Cesar Ché Rodriguez
( He/Him/His )César “che” Rodríguez was raised by a working-class, Mexican migrant family in Daly City and South San Francisco. His education began with his family. His mother taught him to pursue his education as a form of self-defense, his father encouraged him to practice reflexive criticism, and his older brother helped him to learn from the Blues epistemology.
He pursued his formal, academic training in public schools from pre-K to PhD, including community colleges like the College of San Mateo and Skyline College. This training was facilitated by educational equity and pipeline programs, such as Head Start, the Transfer Alliance Project, TRiO Student Support Services, and the Ronald E. McNair Scholars Program.
His scholarship focuses on the re-/production of racial capitalism through criminalization, a form of racialization and hegemonizing occurring in the seemingly colorblind terms of balanced budgets and law and order. In particular, he explores criminalization as essential to advancing the neoliberal warfare state. He also examines “popular self-activity," the collective protaganism of historically-expropriated, -exploited, and negatively-racialized peoples as they author knowledge and history through struggle.

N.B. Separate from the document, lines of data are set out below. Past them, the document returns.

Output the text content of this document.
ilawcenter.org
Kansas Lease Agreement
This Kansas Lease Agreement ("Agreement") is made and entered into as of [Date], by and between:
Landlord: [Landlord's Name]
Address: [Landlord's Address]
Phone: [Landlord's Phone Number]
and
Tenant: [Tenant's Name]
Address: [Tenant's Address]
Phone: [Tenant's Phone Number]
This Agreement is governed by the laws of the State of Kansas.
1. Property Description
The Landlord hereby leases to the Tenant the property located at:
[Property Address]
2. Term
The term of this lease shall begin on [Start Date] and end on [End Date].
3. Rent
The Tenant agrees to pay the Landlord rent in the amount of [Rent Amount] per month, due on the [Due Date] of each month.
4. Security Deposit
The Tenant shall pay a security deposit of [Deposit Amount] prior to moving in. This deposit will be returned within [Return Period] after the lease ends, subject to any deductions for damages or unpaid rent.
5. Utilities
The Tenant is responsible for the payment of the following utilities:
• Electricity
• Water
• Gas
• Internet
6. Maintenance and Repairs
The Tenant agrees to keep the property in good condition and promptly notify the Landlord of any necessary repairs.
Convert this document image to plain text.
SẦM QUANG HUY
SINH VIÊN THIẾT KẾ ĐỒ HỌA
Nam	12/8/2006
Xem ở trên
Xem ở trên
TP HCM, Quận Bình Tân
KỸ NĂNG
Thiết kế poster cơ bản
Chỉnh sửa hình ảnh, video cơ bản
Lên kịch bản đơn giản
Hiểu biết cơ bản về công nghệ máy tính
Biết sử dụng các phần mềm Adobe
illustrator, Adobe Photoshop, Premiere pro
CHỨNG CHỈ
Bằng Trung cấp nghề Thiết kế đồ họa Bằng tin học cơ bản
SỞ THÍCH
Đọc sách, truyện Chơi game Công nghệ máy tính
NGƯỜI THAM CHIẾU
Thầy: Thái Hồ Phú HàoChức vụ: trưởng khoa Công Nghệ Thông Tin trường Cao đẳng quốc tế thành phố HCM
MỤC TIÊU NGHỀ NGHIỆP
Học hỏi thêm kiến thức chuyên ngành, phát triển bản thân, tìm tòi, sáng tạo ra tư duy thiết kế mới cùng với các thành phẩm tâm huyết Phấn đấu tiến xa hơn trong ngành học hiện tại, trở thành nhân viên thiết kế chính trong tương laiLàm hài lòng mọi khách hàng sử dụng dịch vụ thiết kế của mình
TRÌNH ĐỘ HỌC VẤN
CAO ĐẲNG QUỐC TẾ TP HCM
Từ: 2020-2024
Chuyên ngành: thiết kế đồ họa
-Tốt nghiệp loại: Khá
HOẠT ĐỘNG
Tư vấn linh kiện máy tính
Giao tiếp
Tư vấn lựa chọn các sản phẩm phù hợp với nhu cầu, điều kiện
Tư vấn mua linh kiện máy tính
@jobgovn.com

His current work focuses on the “Oscar Grant moment," a period of intense popular, political mobilizations in Oakland, California, to contest the extrajudicial police killing of Oscar Grant, a young Black father from Hayward, CA.
Dr. Rodriguez is ultimately motivated by internationalism, autonomy, as well as efforts to radically democratize economy and governance. He is a rank-and-file union member of the California Faculty Association (CFA) and organized with Change SSF.